I participated in two different prayer rooms, one of which I coordinated. I had an article posted on the 24-7 Ireland website. I handed in two of my four final assignments, one of which was pretty much entirely written between Tuesday afternoon and Wednesday morning.

So, I'm a bit behind with my poetry month project. This week's poem is another that I've posted about before:

They say that for years Belfast was backwards
and it's great now to see some progress.
So I guess we can look forward to taking boxes
from the earth. I guess that ambulances
will leave the dying back amidst the rubble
to be explosively healed. Given time,
one hundred thousand particles of glass
will create impossible patterns in the air
before coalescing into the clarity
of a window. Through which, a reassembled head
will look out and admire the shy young man
taking his bomb from the building and driving home.
~ Alan Gillis

This week I've had several conversations about the Troubles with different groups of people. Some who were retelling stories they heard from their parents. Some who grew up in the midst of it all. Some, those who were my age, caught in between the two perspectives.

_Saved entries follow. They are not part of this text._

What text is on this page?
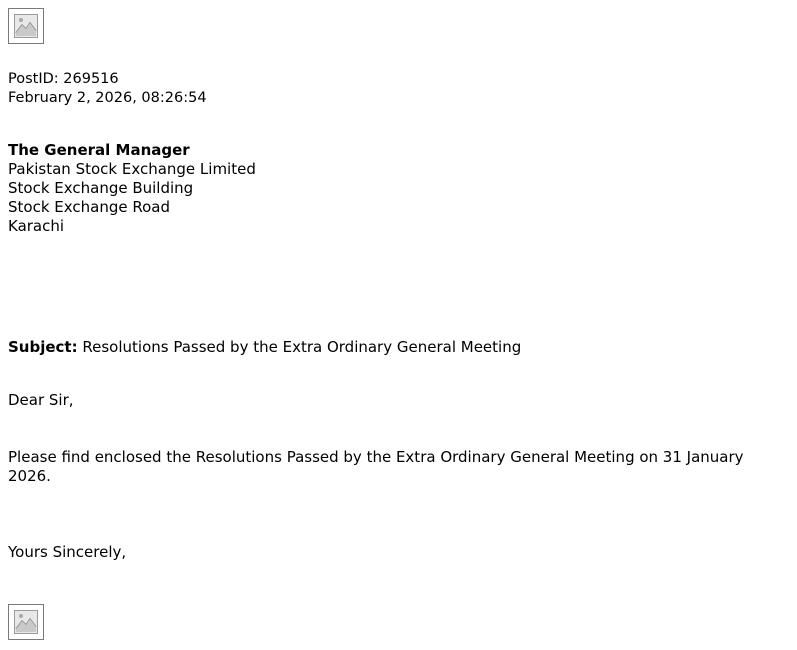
PostID: 269516
February 2, 2026, 08:26:54
The General Manager
Pakistan Stock Exchange Limited
Stock Exchange Building
Stock Exchange Road
Karachi
Subject: Resolutions Passed by the Extra Ordinary General Meeting
Dear Sir,
Please find enclosed the Resolutions Passed by the Extra Ordinary General Meeting on 31 January 2026.
Yours Sincerely,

There was a great program on the BBC this week about the time that Mother Teresa and a few of her Sisters lived in West Belfast. They were there for about 18 months during the height of the troubles, in the early 70s. It's a very different thing to read about horrific things than it is to see them on tv.

Anyway, all of that to say that this poem in some way expresses the kinds of prayers that I've been praying for Belfast. That the Lord would bring healing and set things back to rights again.